By WRFR-LP Radio | May 08, 2022
Photo by: Strand Theatre Liz McLeod records Strand on the Air

By Ron Staschak

Interview with Liz McLeod, director and host of Strand on the Air.

What do you do at the radio station?

I write, produce, direct, and act in "The Strand On The Air," a bimonthly original radio variety show presented by the Strand Theatre. We feature original comedy sketches satirizing both the passing scene and life in a small Maine town, as well as music by fine local independent talent and our own Strand education coordinator Brittany Parker. All our actors are past or present members of the Strand's operations staff who have shown remarkable talent as radio performers.


How long have you been volunteering?

We began "Strand On The Air" as a live broadcast from the Strand stage in 2018, and once the pandemic took hold we converted to a pre-recorded program assembled remotely.


Why did you decide to volunteer/why did you want to have a show?

Before I came to the Strand in 2006, I worked in various levels of broadcasting for nearly twenty years, as a performer, a writer, a reporter, and an editor. In addition to this, I've written extensively for publication about the history of American radio, with an emphasis on the programs and techniques of the 1930s and 1940s. And I used to do, a long time ago, a standup/Maine storytelling act, in which I performed in my native dialect -- the Abysmal Point characters and settings we feature in Strand On The Air I originally created for that act over thirty years ago. We'd talked about doing some type of radio show for the Strand for years before actually deciding to do it, integrating elements of my old act, as well as a few new ideas, and it caught on!
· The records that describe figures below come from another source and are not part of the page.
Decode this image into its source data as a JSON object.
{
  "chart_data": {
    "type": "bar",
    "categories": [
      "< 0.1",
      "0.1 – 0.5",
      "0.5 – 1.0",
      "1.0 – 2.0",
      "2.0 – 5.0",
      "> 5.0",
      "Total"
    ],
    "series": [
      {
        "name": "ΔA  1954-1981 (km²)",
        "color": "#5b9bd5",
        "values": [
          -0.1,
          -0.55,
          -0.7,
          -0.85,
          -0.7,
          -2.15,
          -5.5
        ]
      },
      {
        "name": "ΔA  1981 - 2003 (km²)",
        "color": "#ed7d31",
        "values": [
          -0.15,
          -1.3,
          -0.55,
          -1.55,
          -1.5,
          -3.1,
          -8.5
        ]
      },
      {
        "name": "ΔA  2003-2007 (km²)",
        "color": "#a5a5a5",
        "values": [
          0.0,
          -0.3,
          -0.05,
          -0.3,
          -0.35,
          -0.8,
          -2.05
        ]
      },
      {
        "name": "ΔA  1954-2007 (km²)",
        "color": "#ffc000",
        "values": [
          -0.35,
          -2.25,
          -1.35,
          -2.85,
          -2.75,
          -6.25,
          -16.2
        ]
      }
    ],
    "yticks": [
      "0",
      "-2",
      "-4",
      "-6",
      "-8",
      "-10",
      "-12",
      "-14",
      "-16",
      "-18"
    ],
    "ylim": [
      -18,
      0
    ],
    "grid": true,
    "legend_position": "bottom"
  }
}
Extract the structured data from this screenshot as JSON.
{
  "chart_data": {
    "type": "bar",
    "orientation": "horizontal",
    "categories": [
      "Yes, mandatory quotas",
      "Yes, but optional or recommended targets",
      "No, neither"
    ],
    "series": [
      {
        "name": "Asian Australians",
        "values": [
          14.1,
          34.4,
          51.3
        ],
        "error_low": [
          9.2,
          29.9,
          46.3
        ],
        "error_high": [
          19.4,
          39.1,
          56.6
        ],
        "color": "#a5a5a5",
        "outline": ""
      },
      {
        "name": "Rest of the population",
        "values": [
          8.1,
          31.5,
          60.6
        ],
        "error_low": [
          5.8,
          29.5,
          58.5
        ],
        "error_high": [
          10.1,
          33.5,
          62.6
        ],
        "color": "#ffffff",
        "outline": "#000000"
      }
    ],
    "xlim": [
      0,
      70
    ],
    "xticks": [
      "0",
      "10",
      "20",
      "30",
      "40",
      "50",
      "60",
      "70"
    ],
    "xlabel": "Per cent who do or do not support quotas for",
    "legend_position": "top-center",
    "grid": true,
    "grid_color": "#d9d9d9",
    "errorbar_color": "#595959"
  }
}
Other than the show you host, what is your favorite show?

I always enjoy Chris Wolf's wide variety of guests.


Is there a question should have asked you?

"Is Abysmal Point a real place?" Well, it's based on people and situations I knew growing up in a small coastal town not far from here. Of course it's a comic exaggeration, but anyone who knew that town then knows that it's not all that *much* of an exaggeration. All the characters have definite antecedents in real life.


As a writer would you consider yourself very creative or the beneficiary of a diverse life?

I think as a writer, I'm more of an observer -- I don't so much make up stories as I do observe the characters I've got and chronicle what they do. Because they owe so much to actual people, I feel like I all I have to do is give them a situation, and then just write down how they react to it. I often have no idea how a sketch is going to turn out when I come up with the premise -- as I write out the dialogue, I find that Mrs. Grunden and Lilita and Gertie and Edith will all react to that premise according to their own specific personalities, and all there is for me to do is put it all down in a script.  I think the lesson for any writer is that if you think of your characters as real, if you know who they really are, they'll do the work for you!


In your opinion what qualities make a writer successful?

Don't just write what you want to write. Write what you *don't* want to write. I spent years writing anything anyone would pay me to write -- advertising copy, news stories about sewer committees, corporate press releases, you name it. None of that stuff inspired me at all, I never looked at any of it and said "boy, I'm glad I wrote THAT, you betcha!" But turning out all that stuff for all the years that I did -- thousands and thousands and thousands of pages of it, day after day after day -- I got so that the process of writing ceased to be an obstacle to expressing whatever it was that I had to say. I don't puzzle over words, or wrangle paragraphs anymore. It just happens, because I'm used to doing it. I could give you fifteen hundred words, right now, on a topic that I care absolutely nothing about, as long as the check clears -- and being able to do that makes it that much more rewarding to write what it is that I *do* care about. Don't talk about writing, don't think about writing, don't go to school to study writing. All you have to do is WRITE.